A short lived observation — not fully formed, but alive.


What I’m Noticing

There’s a strange comfort in believing everything that falls apart is our fault.

Because if we caused the collapse, then we could have stopped it. There’s control in self-blame. A narrative that says:

“If I had tried harder… if I were better… if I had seen it sooner…”

But real life doesn’t work like that.

We don’t get to control other people’s readiness, their capacity for love, or the wounds they’re still protecting. The only thing we ever truly control is our participation — the choice to stay, or the courage to walk away.

And sometimes we stay longer than is good for us.
Not because we’re weak — but because we’re hopeful.
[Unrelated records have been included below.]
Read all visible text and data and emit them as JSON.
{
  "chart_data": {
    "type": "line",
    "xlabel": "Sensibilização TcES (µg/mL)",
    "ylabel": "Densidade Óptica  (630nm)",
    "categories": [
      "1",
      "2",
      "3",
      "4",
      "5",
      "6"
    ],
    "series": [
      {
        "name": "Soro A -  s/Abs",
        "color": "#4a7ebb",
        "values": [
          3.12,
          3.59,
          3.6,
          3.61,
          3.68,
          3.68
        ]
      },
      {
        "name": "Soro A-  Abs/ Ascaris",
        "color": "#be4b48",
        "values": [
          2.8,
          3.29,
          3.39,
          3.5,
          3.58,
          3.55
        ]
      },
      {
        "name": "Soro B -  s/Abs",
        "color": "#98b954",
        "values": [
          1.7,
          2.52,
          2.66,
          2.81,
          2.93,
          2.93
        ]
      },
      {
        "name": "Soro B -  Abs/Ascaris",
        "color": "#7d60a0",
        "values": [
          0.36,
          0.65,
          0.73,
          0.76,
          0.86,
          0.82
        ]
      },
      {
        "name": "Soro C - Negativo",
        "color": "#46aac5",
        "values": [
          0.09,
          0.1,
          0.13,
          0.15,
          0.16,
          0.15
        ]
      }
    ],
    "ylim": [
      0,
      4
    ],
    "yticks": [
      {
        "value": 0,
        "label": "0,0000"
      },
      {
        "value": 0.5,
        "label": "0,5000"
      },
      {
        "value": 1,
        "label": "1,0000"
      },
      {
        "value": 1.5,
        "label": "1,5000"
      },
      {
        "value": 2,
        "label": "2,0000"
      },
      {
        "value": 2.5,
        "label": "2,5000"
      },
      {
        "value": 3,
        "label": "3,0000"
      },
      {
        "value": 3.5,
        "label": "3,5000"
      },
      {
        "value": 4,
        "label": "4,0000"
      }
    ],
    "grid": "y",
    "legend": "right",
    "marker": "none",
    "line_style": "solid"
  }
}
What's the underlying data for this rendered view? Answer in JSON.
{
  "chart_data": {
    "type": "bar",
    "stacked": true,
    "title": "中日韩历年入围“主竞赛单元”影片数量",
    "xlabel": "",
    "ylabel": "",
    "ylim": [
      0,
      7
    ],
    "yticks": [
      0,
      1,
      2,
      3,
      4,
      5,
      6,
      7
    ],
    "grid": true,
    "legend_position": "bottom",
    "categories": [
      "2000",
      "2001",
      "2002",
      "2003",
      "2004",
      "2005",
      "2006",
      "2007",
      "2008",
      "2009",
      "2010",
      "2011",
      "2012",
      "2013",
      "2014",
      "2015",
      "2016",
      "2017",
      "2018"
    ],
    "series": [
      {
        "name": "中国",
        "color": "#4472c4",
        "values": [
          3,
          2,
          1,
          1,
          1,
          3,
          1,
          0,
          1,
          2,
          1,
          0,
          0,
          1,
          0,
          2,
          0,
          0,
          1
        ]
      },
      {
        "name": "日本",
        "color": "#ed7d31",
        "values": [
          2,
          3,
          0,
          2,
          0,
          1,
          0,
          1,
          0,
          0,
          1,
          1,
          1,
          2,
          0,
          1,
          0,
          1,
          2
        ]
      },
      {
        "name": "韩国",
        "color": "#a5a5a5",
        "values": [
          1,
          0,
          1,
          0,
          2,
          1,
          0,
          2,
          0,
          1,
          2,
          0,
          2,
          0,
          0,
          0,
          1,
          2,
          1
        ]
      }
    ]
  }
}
When the moment finally comes to withdraw, it hurts.
It feels like losing.
It feels like giving up.
It feels like all that time was wasted.

But time isn’t wasted when it changes who you are.


Why I Think It Matters

Those relationships — even the ones that ended in heartbreak — taught me something vital:

  • What I need
  • What I deserve
  • What I can’t tolerate anymore

Walking away was not a failure.
It was a decision rooted in self-respect.

Yes, it came at a cost.
Yes, it required grief.

But I am no longer negotiating my worth
with people who can’t meet me.

That’s not the illusion of control anymore.
That’s the emergence of self-trust.

I didn’t lose anything that was meant to stay.
I simply stopped investing in what couldn’t grow.


The Open Question

What if walking away isn’t abandoning someone —
but finally choosing not to abandon myself?